Dr. D strongly recommends pursuing the same rigor when executing a Class II or Class III device recall. Remember, FDA will want to look at all of the documentation associated with a recall as part of one of their friendly visits, a.k.a., facility inspection. The agency is always interested in the effectiveness of a device manufacturer’s recall efforts, regardless of the classification.

Takeaways

For this week’s guidance, the doctor will leave the readers with two takeaways. One – It is inevitable a device manufacturer will eventually have to execute a product recall. The best policy is to always be prepared. In preparation, begin with scripting a procedure that fully embraces 21 CFR, Part 806. Two – It is imperative that FDA be kept in the loop for product recalls. Always, contact your local FDA office prior to commencing with a recall. The discussion with FDA will ensure that correct classification of recall is selected.

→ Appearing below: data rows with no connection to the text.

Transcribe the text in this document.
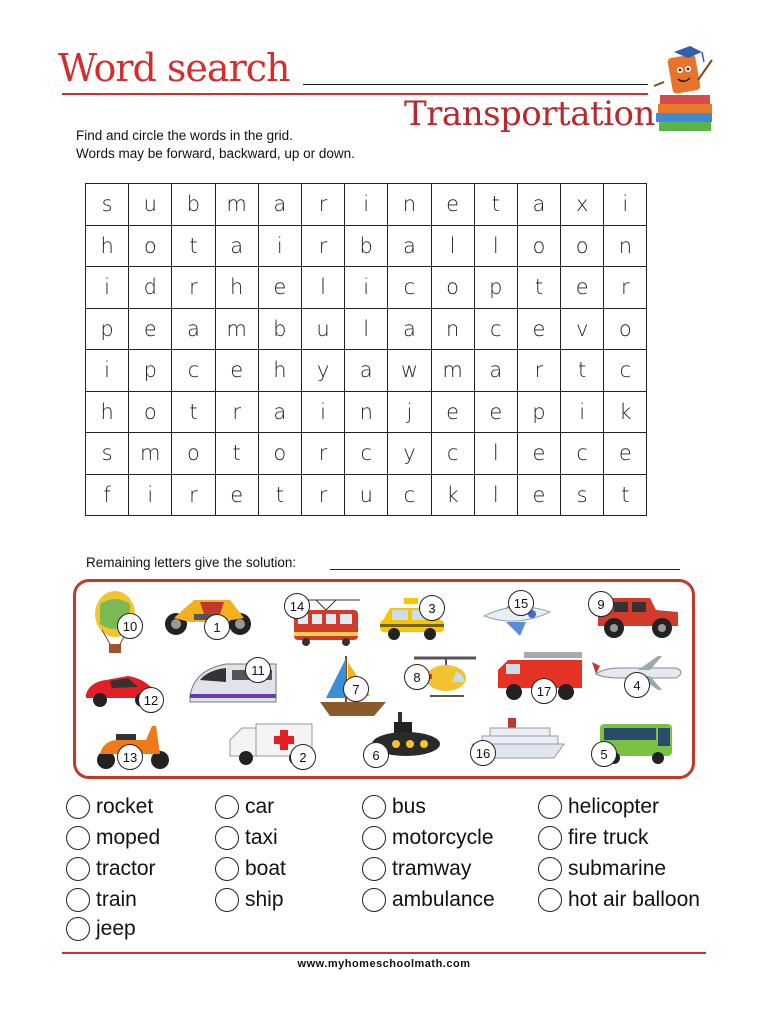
Word search
Transportation
Find and circle the words in the grid.
Words may be forward, backward, up or down.
s	u	b	m	a	r	i	n	e	t	a	x	i
h	o	t	a	i	r	b	a	l	l	o	o	n
i	d	r	h	e	l	i	c	o	p	t	e	r
p	e	a	m	b	u	l	a	n	c	e	v	o
i	p	c	e	h	y	a	w	m	a	r	t	c
h	o	t	r	a	i	n	j	e	e	p	i	k
s	m	o	t	o	r	c	y	c	l	e	c	e
f	i	r	e	t	r	u	c	k	l	e	s	t
Remaining letters give the solution:
10	1
14	3	15	9
12
11
7
8
17	4
13	2	6	16	5
rocket	car	bus	helicopter
moped	taxi	motorcycle	fire truck
tractor	boat	tramway	submarine
train	ship	ambulance	hot air balloon
jeep
www.myhomeschoolmath.com
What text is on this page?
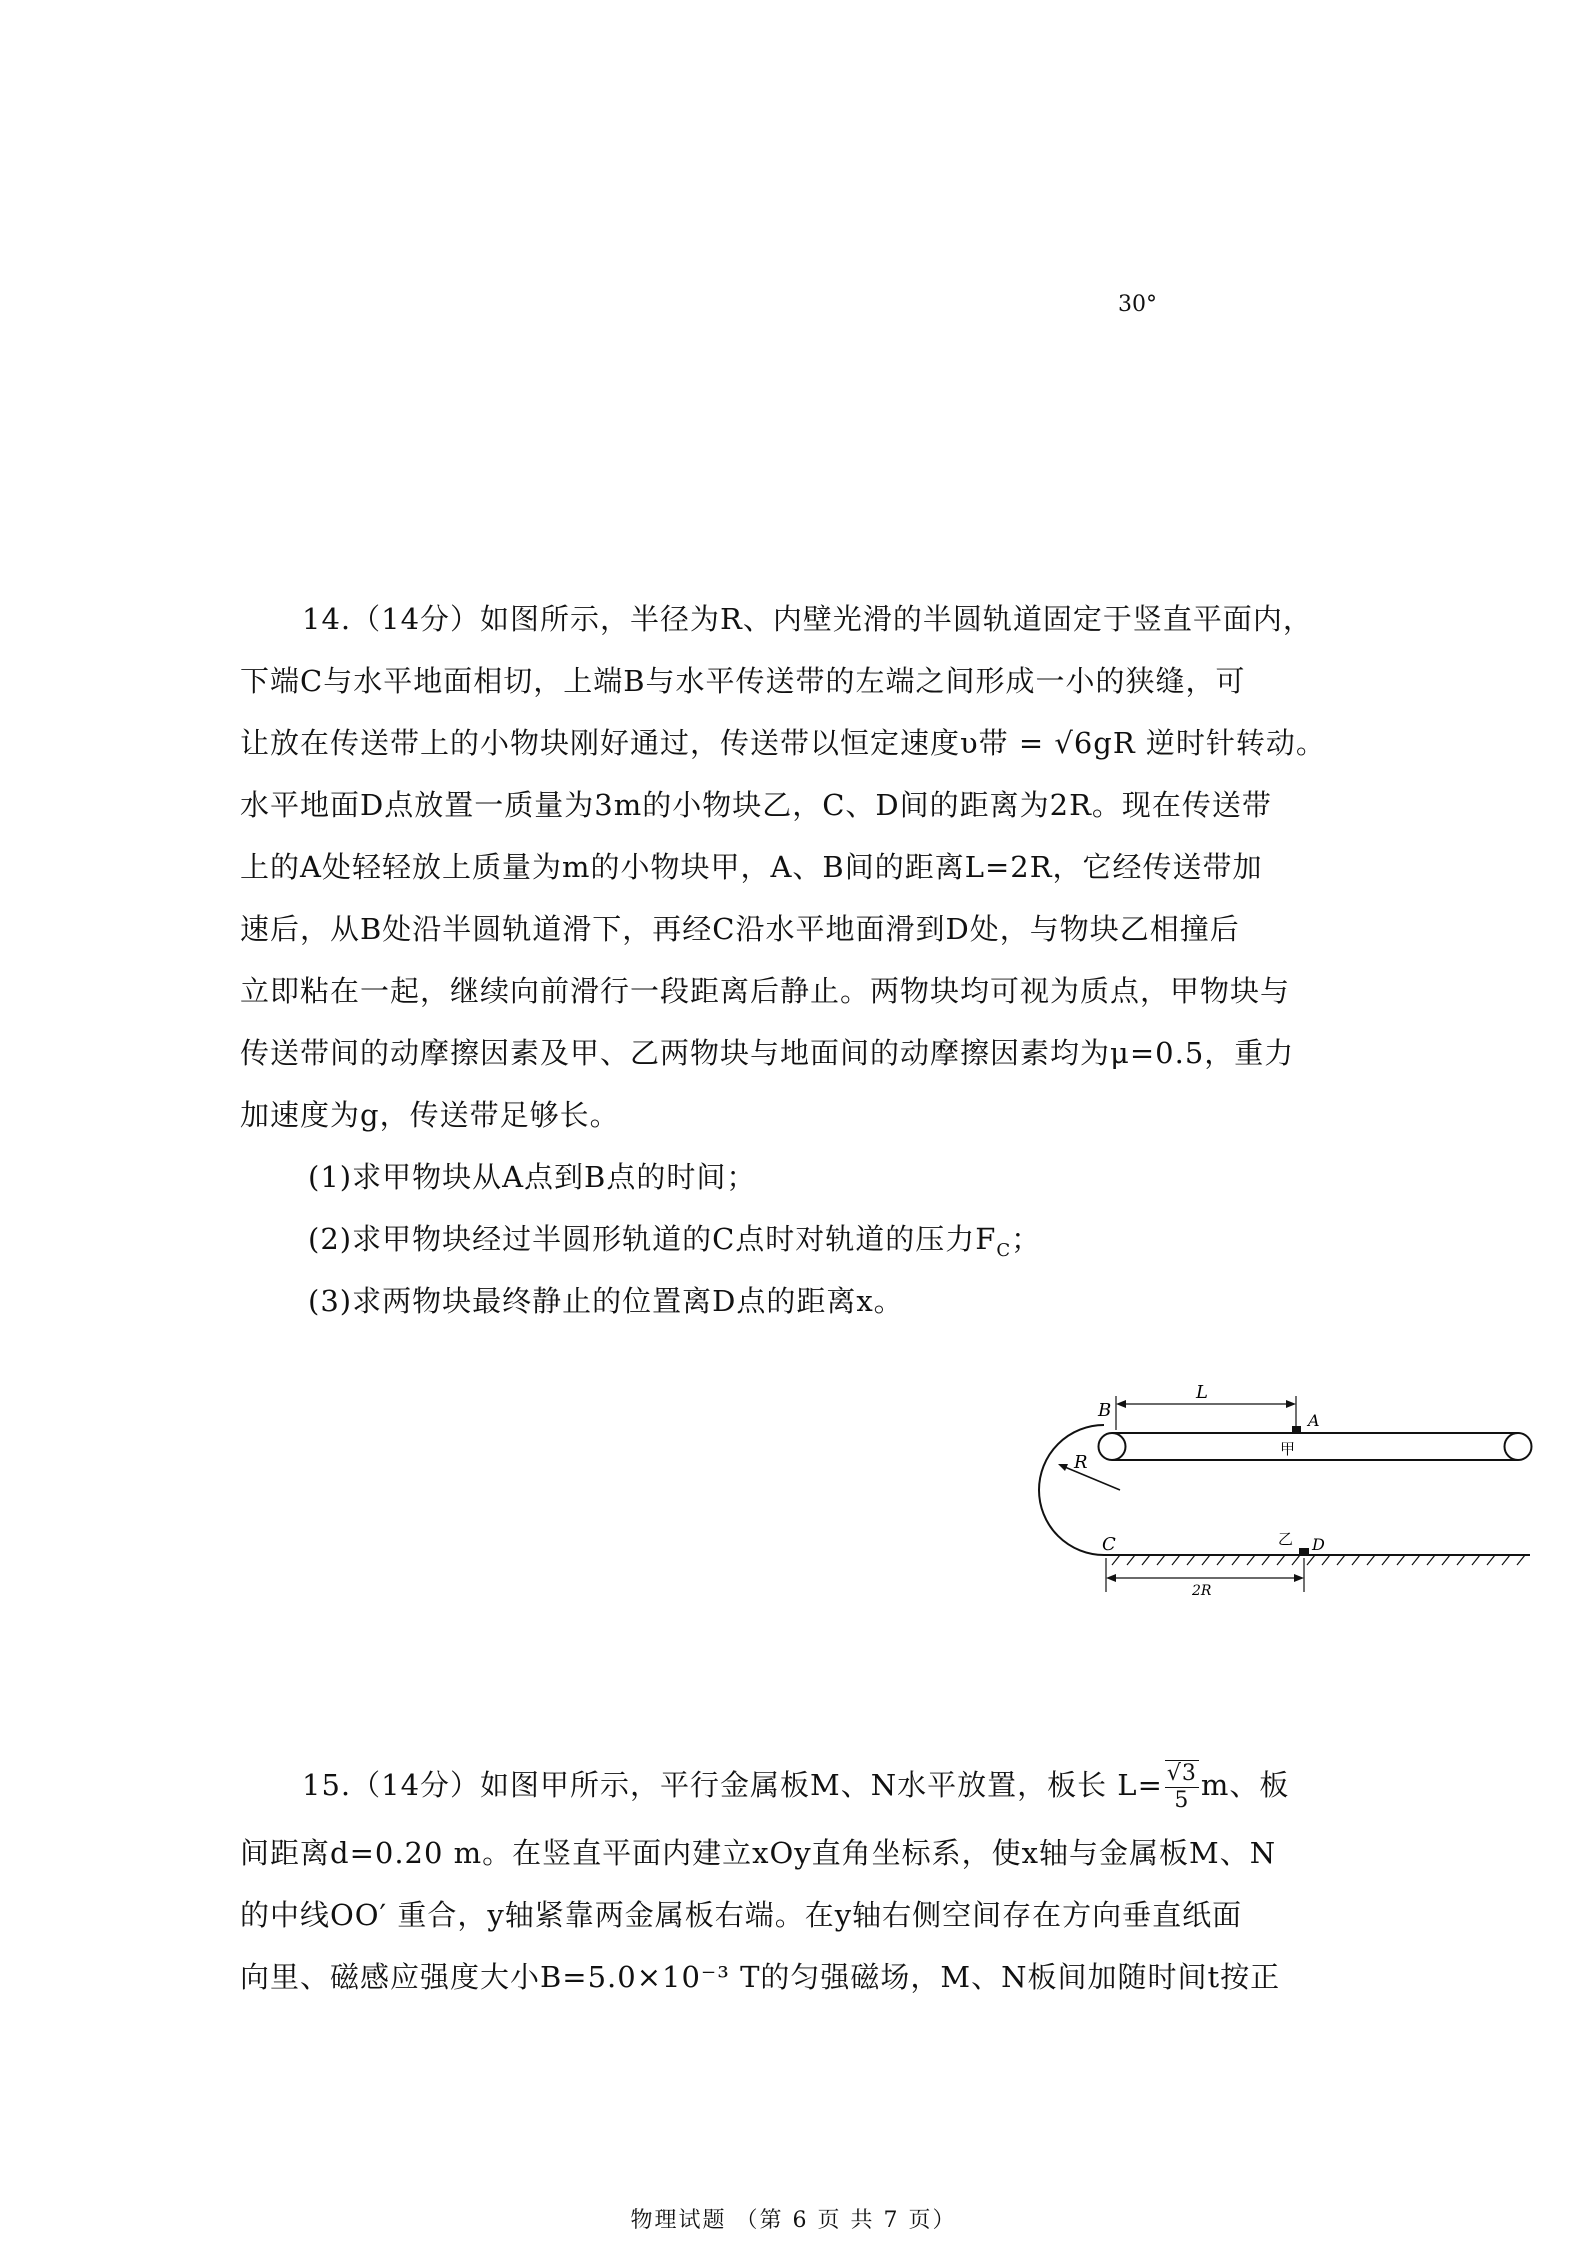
30°
14.（14分）如图所示，半径为R、内壁光滑的半圆轨道固定于竖直平面内，
下端C与水平地面相切，上端B与水平传送带的左端之间形成一小的狭缝，可
让放在传送带上的小物块刚好通过，传送带以恒定速度υ带 = √6gR 逆时针转动。
水平地面D点放置一质量为3m的小物块乙，C、D间的距离为2R。现在传送带
上的A处轻轻放上质量为m的小物块甲，A、B间的距离L=2R，它经传送带加
速后，从B处沿半圆轨道滑下，再经C沿水平地面滑到D处，与物块乙相撞后
立即粘在一起，继续向前滑行一段距离后静止。两物块均可视为质点，甲物块与
传送带间的动摩擦因素及甲、乙两物块与地面间的动摩擦因素均为μ=0.5，重力
加速度为g，传送带足够长。
(1)求甲物块从A点到B点的时间；
(2)求甲物块经过半圆形轨道的C点时对轨道的压力$F_C$；
(3)求两物块最终静止的位置离D点的距离x。
B
L
A
甲
R
C	乙 D
2R
15.（14分）如图甲所示，平行金属板M、N水平放置，板长 $L= \frac{√3}{5}$ m、板
间距离d=0.20 m。在竖直平面内建立xOy直角坐标系，使x轴与金属板M、N
的中线OO′ 重合，y轴紧靠两金属板右端。在y轴右侧空间存在方向垂直纸面
向里、磁感应强度大小B=5.0×10⁻³ T的匀强磁场，M、N板间加随时间t按正
物理试题 （第 6 页 共 7 页）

In closing, thank you again for joining Dr. D and I hope you find value in the guidance provided. Until the next installment of DG – cheers from Dr. D. and best wishes for continued professional success. 

References: 

  1. Code of Federal Regulation. (2013, April) Title 21 Part 806: Medical devices: reports of corrections and removals. Washington, D.C.: U.S. Government Printing Office.
  2. Code of Federal Regulation. (2013, April). Title 21 Part 820: Quality system regulation. Washington, D.C.: U. S. Government Printing Office.
  3. Devine, C. (2011). Devine guidance for complying with the FDA’s quality system regulation – 21 CFR, Part 820. Charleston, SC: Amazon.